A home equity loan and a refinance loan may seem almost the same for those who are not quite familiar with mortgages. Although the two might have the same solutions to your problems, they are quite different in their own ways. EWMortgage.com provides you with a brief overview of the difference between a home equity loan and a refinance loan.
Refinance
Homeowners generally choose to refinance in order for them to be able to save money and to reduce the mortgage cost. Refinancing helps homeowners lower their monthly mortgage payment if they currently have substantially higher interest rate than the most current rates. Refinance mortgage loans are generally a 15 or 30-year term.
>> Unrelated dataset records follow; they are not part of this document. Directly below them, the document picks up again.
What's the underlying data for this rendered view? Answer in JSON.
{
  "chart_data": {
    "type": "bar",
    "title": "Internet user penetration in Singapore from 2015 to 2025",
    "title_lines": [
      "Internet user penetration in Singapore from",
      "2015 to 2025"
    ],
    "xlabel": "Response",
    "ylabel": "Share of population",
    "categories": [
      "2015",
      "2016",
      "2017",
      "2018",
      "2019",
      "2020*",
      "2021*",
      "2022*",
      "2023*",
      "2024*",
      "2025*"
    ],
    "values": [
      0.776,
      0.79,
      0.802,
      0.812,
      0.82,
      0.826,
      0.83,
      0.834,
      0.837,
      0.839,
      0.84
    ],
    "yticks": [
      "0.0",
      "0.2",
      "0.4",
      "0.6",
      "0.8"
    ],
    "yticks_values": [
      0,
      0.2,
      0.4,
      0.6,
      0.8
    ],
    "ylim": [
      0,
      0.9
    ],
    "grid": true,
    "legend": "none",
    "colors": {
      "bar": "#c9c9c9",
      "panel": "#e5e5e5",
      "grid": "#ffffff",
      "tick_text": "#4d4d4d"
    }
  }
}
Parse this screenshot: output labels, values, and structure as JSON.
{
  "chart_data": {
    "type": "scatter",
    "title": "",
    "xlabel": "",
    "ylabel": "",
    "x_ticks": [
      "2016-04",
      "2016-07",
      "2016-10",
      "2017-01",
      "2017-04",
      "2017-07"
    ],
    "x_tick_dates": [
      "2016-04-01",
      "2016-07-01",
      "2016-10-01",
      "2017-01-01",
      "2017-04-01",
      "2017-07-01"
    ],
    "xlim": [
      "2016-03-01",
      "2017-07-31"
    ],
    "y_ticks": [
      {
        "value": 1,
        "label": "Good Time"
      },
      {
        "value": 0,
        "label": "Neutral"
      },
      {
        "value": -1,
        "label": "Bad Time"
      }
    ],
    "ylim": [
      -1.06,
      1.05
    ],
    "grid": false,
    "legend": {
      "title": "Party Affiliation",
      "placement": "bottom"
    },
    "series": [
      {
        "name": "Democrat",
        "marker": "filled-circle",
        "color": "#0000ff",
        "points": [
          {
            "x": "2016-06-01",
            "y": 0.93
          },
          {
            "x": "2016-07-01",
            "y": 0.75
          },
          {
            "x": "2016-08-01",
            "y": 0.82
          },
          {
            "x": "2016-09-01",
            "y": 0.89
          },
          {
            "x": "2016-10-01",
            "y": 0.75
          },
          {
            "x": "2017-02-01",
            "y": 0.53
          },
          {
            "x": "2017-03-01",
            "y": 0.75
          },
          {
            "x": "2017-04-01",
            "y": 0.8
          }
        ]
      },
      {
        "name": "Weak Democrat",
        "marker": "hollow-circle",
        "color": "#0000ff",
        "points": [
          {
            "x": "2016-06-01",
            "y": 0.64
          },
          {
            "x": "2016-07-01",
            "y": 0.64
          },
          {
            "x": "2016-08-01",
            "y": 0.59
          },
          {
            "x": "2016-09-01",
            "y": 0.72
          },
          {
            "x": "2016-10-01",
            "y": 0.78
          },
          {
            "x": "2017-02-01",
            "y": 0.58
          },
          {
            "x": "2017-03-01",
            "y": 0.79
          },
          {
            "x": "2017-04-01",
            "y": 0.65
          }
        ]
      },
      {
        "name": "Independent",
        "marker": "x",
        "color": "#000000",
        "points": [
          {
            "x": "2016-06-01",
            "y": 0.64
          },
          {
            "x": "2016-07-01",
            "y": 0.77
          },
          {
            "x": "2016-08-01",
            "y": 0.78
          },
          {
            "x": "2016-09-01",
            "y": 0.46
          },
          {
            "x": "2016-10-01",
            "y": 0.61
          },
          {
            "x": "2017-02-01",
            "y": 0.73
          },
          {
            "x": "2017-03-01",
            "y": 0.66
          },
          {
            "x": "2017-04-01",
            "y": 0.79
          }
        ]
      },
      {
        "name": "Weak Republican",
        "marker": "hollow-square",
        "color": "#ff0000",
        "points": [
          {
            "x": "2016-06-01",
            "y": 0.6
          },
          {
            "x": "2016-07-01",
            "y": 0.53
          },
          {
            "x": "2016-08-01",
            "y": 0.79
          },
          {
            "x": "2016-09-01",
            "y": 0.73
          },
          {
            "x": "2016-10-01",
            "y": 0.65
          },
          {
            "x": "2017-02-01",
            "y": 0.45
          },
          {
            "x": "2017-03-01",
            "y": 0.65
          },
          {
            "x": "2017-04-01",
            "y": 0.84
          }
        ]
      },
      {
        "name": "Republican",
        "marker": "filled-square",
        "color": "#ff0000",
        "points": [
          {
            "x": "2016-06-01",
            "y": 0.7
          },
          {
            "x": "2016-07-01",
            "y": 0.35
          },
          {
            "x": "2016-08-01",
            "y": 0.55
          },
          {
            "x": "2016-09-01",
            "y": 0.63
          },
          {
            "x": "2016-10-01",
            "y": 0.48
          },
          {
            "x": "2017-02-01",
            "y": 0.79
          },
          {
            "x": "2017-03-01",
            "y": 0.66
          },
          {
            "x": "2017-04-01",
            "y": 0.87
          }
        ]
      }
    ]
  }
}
Consumers may want to consider a refinance loan if they are looking to borrow more than $25,000, other than that a home equity loan might be ideal. There are generally two types of refinancing programs homeowners should know about: no-cost refinance and cash-out refinance.
Home equity Loan
When you have equity built in your home; you have the choice of borrowing all or just part of your home’s equity. A way to figure out your home’s equity is by the difference between your mortgage balance and your home’s estimated market value. You have the choice between borrowing a lump sum loan or a revolving line of credit. Sometimes you are allowed to borrow up to 100% of the value of your home. Build equity faster when you obtain a home equity loan due to flexibility of a shorter term. This is a great way to help you pay off the loan sooner and get reduced monthly payments by spreading the cost over a longer term.